|Author||Rennie, Richard Charles|
|Publisher||Memorial University of Newfoundland; St. John's, NL|
In 1933, an American entrepreneur offered the people of St. Lawrence, a small town on the south coast of Newfoundland, the prospect of escaping rampant unemployment and meager public relief by starting a mine to extract the area's vast deposits of fluorspar, which is used in the manufacture of steel, aluminum, and various chemical products. Coming in the context of the Great Depression and the collapse of the fishing industry, the mining industry was eagerly embraced by residents of St. Lawrence and surrounding communities. Several mines were subsequently established, by both the original American company, the St. Lawrence Corporation of Newfoundland, and later by the Aluminum Company of Canada (Alcan). The fragile prosperity that accompanied the industry from the 1930s until closure of the last Alcan mine in 1978, however, exacted a heavy price. Many St. Lawrence workers lost their lives to industrial diseases caused by dust and radiation in the mines. -- This thesis explores the history of industry, labour, and health and safety at the St. Lawrence mines.
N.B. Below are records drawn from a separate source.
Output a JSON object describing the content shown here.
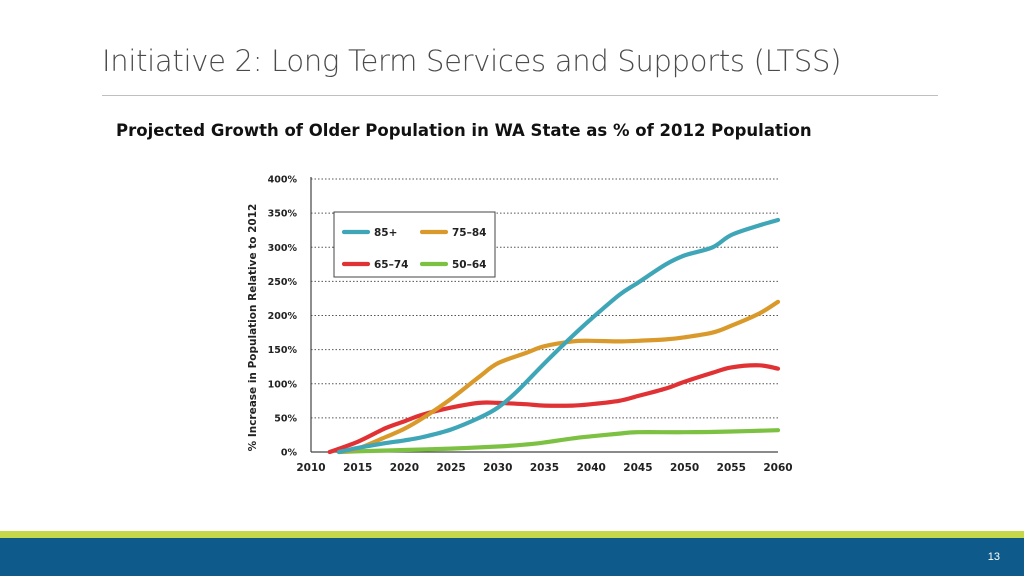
{
  "slide": {
    "title": "Initiative 2: Long Term Services and Supports (LTSS)",
    "page_number": "13"
  },
  "colors": {
    "accent_green": "#c6d84a",
    "footer_blue": "#0e5a8a"
  },
  "chart_data": {
    "type": "line",
    "title": "Projected Growth of Older Population in WA State as % of 2012 Population",
    "xlabel": "",
    "ylabel": "% Increase in Population Relative to 2012",
    "xlim": [
      2010,
      2060
    ],
    "ylim": [
      0,
      400
    ],
    "x_ticks": [
      2010,
      2015,
      2020,
      2025,
      2030,
      2035,
      2040,
      2045,
      2050,
      2055,
      2060
    ],
    "y_ticks": [
      {
        "value": 0,
        "label": "0%"
      },
      {
        "value": 50,
        "label": "50%"
      },
      {
        "value": 100,
        "label": "100%"
      },
      {
        "value": 150,
        "label": "150%"
      },
      {
        "value": 200,
        "label": "200%"
      },
      {
        "value": 250,
        "label": "250%"
      },
      {
        "value": 300,
        "label": "300%"
      },
      {
        "value": 350,
        "label": "350%"
      },
      {
        "value": 400,
        "label": "400%"
      }
    ],
    "grid": "horizontal dotted",
    "legend_position": "top-left",
    "series": [
      {
        "name": "85+",
        "color": "#3fa6b8",
        "points": [
          [
            2013,
            0
          ],
          [
            2015,
            6
          ],
          [
            2018,
            13
          ],
          [
            2020,
            17
          ],
          [
            2022,
            22
          ],
          [
            2025,
            33
          ],
          [
            2028,
            50
          ],
          [
            2030,
            65
          ],
          [
            2032,
            88
          ],
          [
            2035,
            130
          ],
          [
            2038,
            170
          ],
          [
            2040,
            195
          ],
          [
            2043,
            230
          ],
          [
            2045,
            248
          ],
          [
            2048,
            275
          ],
          [
            2050,
            288
          ],
          [
            2053,
            300
          ],
          [
            2055,
            318
          ],
          [
            2058,
            332
          ],
          [
            2060,
            340
          ]
        ]
      },
      {
        "name": "75–84",
        "color": "#d99a2b",
        "points": [
          [
            2013,
            0
          ],
          [
            2015,
            5
          ],
          [
            2018,
            22
          ],
          [
            2020,
            34
          ],
          [
            2022,
            50
          ],
          [
            2025,
            78
          ],
          [
            2028,
            110
          ],
          [
            2030,
            130
          ],
          [
            2033,
            145
          ],
          [
            2035,
            155
          ],
          [
            2038,
            162
          ],
          [
            2040,
            163
          ],
          [
            2043,
            162
          ],
          [
            2045,
            163
          ],
          [
            2048,
            165
          ],
          [
            2050,
            168
          ],
          [
            2053,
            175
          ],
          [
            2055,
            185
          ],
          [
            2058,
            203
          ],
          [
            2060,
            220
          ]
        ]
      },
      {
        "name": "65–74",
        "color": "#e03234",
        "points": [
          [
            2012,
            0
          ],
          [
            2015,
            15
          ],
          [
            2018,
            35
          ],
          [
            2020,
            45
          ],
          [
            2022,
            55
          ],
          [
            2025,
            65
          ],
          [
            2028,
            72
          ],
          [
            2030,
            72
          ],
          [
            2033,
            70
          ],
          [
            2035,
            68
          ],
          [
            2038,
            68
          ],
          [
            2040,
            70
          ],
          [
            2043,
            75
          ],
          [
            2045,
            82
          ],
          [
            2048,
            93
          ],
          [
            2050,
            103
          ],
          [
            2053,
            116
          ],
          [
            2055,
            124
          ],
          [
            2058,
            127
          ],
          [
            2060,
            122
          ]
        ]
      },
      {
        "name": "50–64",
        "color": "#7cc142",
        "points": [
          [
            2013,
            0
          ],
          [
            2015,
            1
          ],
          [
            2020,
            3
          ],
          [
            2025,
            5
          ],
          [
            2030,
            8
          ],
          [
            2033,
            11
          ],
          [
            2035,
            14
          ],
          [
            2038,
            20
          ],
          [
            2040,
            23
          ],
          [
            2043,
            27
          ],
          [
            2045,
            29
          ],
          [
            2050,
            29
          ],
          [
            2055,
            30
          ],
          [
            2060,
            32
          ]
        ]
      }
    ]
  }
}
This study focuses on the struggle by workers and their union for recognition of workplace hazards, improved working conditions, and adequate compensation for industrial disease victims and their families. The thesis argues that, rather than being passive victims of an unavoidable tragedy, workers at St. Lawrence were aware of the adverse health impacts of their work from the very early years of mining, and fought constantly over several decades to have their concerns addressed. Furthermore, the thesis argues that the disaster which ultimately unfolded at St. Lawrence was primarily the result of industry and government authorities ignoring or downplaying legitimate concerns and thereby shirking their moral and legal responsibilities.